With George W. Bush and Al Gore at the top of their tickets in 2000, Fisher was reelected, defeating James J. Eisenhower by 10.9 percentage points, the largest margin recorded for an attorney general's race. Four years later, Eisenhower came much closer, but not close enough. Tom Corbett won by just 1.8 percentage points. In 2008, Corbett defeated John M. Morganelli by 6.7 percentage points.
Adding to the mystery of this GOP dominance is the state's Democratic voter registration and the fact that elections for attorney general have taken place in presidential years in which several Democrats at the top of the ticket have carried the state.
"As they say, it's complicated," began Terry Madonna, the longtime pollster and director of the Center for Politics and Public Affairs at Franklin and Marshall College, when I sought his explanation. He noted that Republicans had generally run "super D.A.s, who had strong prosecutorial records to run on," such as Zimmerman (a former Dauphin County district attorney); Preate (a former Lackawanna County district attorney), and Corbett (a former U.S. attorney who was appointed attorney general in 1995). By contrast, Madonna noted, the Democrats "have tended to run lawyers mostly known for their political careers," such as O'Pake, a state senator, and Mezvinsky, who had served in the U.S. House.

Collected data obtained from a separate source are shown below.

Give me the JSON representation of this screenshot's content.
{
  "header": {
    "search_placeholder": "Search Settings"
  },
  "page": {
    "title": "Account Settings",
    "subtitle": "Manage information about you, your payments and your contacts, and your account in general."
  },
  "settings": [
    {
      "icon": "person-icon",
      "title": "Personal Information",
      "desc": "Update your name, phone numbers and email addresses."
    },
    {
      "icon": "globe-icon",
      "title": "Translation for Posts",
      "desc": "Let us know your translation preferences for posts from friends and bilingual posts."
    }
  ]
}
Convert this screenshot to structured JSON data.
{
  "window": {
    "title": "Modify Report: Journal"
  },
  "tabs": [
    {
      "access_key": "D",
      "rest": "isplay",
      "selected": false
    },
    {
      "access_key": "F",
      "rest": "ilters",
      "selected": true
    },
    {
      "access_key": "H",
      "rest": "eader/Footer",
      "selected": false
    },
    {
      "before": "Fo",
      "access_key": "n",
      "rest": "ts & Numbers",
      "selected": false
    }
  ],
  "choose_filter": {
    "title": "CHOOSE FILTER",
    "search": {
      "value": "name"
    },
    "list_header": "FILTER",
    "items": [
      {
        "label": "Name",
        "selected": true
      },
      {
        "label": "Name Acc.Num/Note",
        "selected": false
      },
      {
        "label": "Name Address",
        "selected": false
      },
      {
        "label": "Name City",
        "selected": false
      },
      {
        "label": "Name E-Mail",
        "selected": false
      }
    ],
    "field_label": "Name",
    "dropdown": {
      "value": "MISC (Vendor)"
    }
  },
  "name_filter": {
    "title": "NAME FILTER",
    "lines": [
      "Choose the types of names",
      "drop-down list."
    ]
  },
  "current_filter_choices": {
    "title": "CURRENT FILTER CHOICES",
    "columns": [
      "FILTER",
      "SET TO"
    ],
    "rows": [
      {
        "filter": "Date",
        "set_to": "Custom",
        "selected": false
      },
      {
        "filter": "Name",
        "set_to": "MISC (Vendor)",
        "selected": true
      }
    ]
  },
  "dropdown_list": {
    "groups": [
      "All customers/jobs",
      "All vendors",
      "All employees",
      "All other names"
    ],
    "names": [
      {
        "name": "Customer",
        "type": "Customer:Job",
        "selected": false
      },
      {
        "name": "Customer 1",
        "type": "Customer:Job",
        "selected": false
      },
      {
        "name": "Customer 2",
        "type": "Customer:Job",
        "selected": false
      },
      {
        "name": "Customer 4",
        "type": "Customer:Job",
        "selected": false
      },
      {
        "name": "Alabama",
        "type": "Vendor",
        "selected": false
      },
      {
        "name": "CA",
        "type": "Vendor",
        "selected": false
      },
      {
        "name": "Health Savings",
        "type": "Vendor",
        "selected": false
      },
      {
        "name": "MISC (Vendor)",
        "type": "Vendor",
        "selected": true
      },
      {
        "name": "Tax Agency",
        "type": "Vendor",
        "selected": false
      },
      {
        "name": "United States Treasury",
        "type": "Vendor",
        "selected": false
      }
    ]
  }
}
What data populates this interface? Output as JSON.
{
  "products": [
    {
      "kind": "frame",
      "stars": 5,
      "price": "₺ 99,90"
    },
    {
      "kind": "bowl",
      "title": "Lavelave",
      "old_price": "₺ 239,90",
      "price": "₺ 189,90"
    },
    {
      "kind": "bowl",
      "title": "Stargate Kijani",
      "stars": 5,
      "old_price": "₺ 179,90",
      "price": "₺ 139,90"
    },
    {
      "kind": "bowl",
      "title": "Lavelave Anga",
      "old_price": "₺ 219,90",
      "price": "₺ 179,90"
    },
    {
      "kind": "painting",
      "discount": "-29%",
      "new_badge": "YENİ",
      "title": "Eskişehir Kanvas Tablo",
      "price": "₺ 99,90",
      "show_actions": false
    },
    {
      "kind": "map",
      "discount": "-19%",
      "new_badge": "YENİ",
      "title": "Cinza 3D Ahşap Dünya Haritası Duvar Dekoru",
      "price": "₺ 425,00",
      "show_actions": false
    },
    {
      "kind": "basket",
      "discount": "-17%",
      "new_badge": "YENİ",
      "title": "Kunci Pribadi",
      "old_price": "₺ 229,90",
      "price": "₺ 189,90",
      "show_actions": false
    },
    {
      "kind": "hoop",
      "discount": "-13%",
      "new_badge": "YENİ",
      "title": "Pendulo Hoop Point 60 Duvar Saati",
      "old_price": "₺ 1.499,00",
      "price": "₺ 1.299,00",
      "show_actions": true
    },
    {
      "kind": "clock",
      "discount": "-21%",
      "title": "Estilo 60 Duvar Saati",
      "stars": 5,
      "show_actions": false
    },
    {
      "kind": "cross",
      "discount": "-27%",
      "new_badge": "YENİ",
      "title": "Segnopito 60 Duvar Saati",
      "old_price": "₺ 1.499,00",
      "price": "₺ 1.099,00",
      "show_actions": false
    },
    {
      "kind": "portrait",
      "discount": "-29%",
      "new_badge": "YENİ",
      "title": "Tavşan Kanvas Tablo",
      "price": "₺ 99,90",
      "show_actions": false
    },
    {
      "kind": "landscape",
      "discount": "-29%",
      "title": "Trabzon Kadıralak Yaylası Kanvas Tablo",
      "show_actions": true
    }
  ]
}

Eisenhower was the exception. The former assistant U.S. attorney and Justice Department lawyer reiterated that assessment: "First and foremost, the Republicans have been very successful in convincing voters that the office is a 'big D.A. office' and have nominated candidates who stress traditional law enforcement issues like drug and gun prosecutions."
Madonna also surmised that the power of incumbency in statewide row-office elections was a factor for the Republicans. "They can use their office, prosecutions, and other high-profile activities to get themselves reelected," he told me.
Democratic challengers haven't had high-profile last names like Rendell or Casey, nor have they been particularly outstanding fund-raisers, Madonna added.
Eisenhower added that the GOP had enjoyed a fund-raising edge by convincing its campaign contributors that the race for attorney general mattered to them. "Because we have never held the office, many Democratic givers don't understand the office and simply don't care who the attorney general is," he said.
There is also the likelihood that voters in both parties tend to associate law enforcement with the GOP. Madonna speculated: "The Republicans are more trusted by the voters on issues involving crime. Maybe the Republican network of police, sheriffs, and correctional organizations has been a bigger help to GOP candidates in elections where the voters have only a little sense of the candidates."
That theory has perhaps no greater advocate than Zimmerman, who set Pennsylvania Republicans on their trajectory of success.
When I tracked him down and asked him why Democrats had not been able to break through in eight chances, Zimmerman recalled campaigning as an experienced lawyer and prosecutor - a candidate who could fulfill Pennsylvanians' desire for an attorney general who would enforce laws, not mold them.
"Voters have shown their strong and enduring preference for the Republican focus on enforcement," he said. "I believe that is why I was elected. And I believe that is one important reason why all my successors have been from my Republican side of the aisle."
We'll soon find out if Zimmerman's strategy can stand the test of 32 years' time.